As with any industry, forecasts are in part based on what’s happening with the U.S. economy.

The executive summary of the Freight Forecast notes that the forecast is being released when the U.S.  economy is experiencing some volatility as uncertainties mount.

“Despite prospects for solid trend-like growth in the U.S. in 2019, investor concerns over rising risks of a downturn after 2019, stoked by developments abroad and policy concerns, resulted in sharply worsening financial conditions in late 2018.

“Helped by a dovish pivot in Federal Reserve Board monetary policy, a recovery in financial conditions is now supporting Gross Domestic Product (GDP) growth above trend. The second estimate of first-quarter 2019 U.S. GDP growth was 3.1%, up from 2.2% in the fourth quarter of 2018 and in line with the strong 2.9% economic growth for 2018. The healthy economy in 2018 resulted in a very strong freight market for the year.

“The robust first-quarter pace of 2019 economic growth is expected to be temporary, as it was driven by two sources of strength that could easily reverse later this year: inventory investment and net exports.
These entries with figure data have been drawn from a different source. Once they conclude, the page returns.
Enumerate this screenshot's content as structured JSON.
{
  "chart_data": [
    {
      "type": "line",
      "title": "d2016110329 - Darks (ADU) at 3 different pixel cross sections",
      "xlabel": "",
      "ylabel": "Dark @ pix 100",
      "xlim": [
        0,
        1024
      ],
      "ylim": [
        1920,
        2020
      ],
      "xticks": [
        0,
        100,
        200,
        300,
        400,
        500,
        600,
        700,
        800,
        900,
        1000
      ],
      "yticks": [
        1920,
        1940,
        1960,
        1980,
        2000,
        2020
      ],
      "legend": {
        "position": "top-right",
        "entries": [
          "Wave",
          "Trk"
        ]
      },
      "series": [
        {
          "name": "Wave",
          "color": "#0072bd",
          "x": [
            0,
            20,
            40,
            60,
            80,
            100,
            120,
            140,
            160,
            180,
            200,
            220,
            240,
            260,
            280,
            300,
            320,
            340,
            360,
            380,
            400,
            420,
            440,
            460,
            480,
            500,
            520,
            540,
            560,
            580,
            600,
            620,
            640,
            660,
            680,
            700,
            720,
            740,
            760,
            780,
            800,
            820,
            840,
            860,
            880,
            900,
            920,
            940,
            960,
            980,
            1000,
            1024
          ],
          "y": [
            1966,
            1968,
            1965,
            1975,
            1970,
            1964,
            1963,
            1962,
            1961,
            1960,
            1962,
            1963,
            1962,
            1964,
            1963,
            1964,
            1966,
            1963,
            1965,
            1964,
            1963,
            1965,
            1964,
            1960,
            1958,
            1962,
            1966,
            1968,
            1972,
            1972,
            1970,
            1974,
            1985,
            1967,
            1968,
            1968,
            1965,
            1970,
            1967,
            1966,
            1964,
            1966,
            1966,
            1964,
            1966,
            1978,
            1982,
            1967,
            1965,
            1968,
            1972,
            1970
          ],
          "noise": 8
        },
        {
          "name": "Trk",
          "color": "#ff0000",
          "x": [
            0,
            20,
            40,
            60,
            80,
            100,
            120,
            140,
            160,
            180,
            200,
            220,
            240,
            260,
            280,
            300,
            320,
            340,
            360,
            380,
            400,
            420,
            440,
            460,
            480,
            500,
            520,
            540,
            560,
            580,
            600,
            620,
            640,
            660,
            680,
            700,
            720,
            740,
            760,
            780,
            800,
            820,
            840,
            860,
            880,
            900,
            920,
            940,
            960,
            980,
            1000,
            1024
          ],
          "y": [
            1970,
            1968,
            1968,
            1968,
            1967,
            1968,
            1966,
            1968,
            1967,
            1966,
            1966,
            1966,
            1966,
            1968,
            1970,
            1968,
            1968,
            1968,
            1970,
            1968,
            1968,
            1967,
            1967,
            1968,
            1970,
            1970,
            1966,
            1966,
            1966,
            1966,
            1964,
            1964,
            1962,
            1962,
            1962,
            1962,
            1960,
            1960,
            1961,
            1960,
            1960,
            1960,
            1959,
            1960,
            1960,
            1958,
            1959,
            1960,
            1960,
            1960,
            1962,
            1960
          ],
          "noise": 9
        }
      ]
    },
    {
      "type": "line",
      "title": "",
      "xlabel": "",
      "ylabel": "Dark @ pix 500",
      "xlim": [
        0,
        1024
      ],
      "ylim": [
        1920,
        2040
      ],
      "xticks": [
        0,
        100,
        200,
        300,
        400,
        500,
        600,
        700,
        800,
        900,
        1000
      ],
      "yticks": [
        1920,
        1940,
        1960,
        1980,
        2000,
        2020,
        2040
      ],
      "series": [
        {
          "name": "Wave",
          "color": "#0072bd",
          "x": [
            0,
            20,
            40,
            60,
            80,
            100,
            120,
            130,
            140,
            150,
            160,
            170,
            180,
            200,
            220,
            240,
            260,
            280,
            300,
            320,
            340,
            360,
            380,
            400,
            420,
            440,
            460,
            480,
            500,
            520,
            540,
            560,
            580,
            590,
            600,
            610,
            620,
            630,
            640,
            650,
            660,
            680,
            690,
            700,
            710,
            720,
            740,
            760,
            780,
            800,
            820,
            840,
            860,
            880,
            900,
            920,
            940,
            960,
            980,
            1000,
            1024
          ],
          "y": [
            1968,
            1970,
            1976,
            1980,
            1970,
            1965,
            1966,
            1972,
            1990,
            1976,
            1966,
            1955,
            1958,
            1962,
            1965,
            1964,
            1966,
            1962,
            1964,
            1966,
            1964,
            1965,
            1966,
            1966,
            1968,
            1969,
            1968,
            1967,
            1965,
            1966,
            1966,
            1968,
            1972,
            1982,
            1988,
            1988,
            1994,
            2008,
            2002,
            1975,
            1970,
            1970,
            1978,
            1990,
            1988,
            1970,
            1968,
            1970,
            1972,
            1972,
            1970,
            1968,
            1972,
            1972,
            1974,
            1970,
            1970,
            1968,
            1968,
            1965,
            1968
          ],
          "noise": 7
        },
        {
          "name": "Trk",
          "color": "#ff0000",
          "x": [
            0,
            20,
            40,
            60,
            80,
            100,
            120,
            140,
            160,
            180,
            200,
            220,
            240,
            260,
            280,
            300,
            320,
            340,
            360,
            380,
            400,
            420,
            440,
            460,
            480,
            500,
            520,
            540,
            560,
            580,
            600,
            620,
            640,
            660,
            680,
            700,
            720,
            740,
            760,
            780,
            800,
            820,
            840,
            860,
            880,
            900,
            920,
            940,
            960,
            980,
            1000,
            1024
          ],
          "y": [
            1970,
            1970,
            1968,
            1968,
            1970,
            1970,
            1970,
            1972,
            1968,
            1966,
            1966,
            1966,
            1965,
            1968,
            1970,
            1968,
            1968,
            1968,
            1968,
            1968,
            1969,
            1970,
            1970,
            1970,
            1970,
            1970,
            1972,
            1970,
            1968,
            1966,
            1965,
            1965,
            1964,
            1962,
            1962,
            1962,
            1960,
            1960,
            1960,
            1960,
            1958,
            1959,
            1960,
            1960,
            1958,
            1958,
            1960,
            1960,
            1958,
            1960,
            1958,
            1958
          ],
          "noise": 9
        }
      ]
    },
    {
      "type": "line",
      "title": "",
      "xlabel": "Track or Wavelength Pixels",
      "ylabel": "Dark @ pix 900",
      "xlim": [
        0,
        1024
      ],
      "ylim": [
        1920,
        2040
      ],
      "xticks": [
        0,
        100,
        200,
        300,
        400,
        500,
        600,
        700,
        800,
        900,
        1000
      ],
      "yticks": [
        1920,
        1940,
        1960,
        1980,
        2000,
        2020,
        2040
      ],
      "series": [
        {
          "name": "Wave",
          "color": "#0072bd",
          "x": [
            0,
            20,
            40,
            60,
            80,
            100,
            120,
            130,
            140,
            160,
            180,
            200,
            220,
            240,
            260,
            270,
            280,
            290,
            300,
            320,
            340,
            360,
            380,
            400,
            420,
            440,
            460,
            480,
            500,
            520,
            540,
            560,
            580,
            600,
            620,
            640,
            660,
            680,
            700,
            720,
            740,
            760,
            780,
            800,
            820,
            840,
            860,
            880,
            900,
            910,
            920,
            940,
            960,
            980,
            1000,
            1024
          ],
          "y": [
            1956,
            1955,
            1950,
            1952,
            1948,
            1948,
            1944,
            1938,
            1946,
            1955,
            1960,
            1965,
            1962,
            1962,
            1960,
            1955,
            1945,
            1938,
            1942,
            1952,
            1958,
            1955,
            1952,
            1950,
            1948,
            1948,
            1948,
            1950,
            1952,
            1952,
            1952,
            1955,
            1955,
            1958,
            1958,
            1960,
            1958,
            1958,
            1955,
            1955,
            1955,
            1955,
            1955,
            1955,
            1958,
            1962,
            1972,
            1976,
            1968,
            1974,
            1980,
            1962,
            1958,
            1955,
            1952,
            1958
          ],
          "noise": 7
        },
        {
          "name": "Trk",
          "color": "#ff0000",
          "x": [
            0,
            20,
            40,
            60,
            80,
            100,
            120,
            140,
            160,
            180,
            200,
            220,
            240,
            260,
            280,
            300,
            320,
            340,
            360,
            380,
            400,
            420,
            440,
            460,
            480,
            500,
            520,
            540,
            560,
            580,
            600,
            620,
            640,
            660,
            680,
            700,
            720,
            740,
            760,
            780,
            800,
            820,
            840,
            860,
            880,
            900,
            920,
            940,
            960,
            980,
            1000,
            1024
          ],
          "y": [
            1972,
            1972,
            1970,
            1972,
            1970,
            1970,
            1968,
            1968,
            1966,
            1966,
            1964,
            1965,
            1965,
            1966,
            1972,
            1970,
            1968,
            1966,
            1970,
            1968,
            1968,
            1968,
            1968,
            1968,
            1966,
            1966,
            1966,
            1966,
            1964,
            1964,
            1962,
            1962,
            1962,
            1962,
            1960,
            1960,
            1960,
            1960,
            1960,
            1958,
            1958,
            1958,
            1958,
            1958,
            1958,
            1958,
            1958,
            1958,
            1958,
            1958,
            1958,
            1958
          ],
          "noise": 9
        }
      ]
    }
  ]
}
Both components are volatile and rarely indicative of underlying momentum in the economy.

“Real 2019 GDP growth is expected to moderate beginning in the second quarter, and we look for a 2.7% increase for calendar year 2019. We predict annual real GDP growth will slow further to 2.1% in 2020 and 1.8% in 2021, with implications for slower growth in freight transportation demand.

“Freight Forecast clearly lays out why meeting challenges like infrastructure and workforce development are so critical to our industry’s success,” said ATA President and CEO Chris Spear. “It belongs on the desk of every decision maker in our industry and in the supply chain.”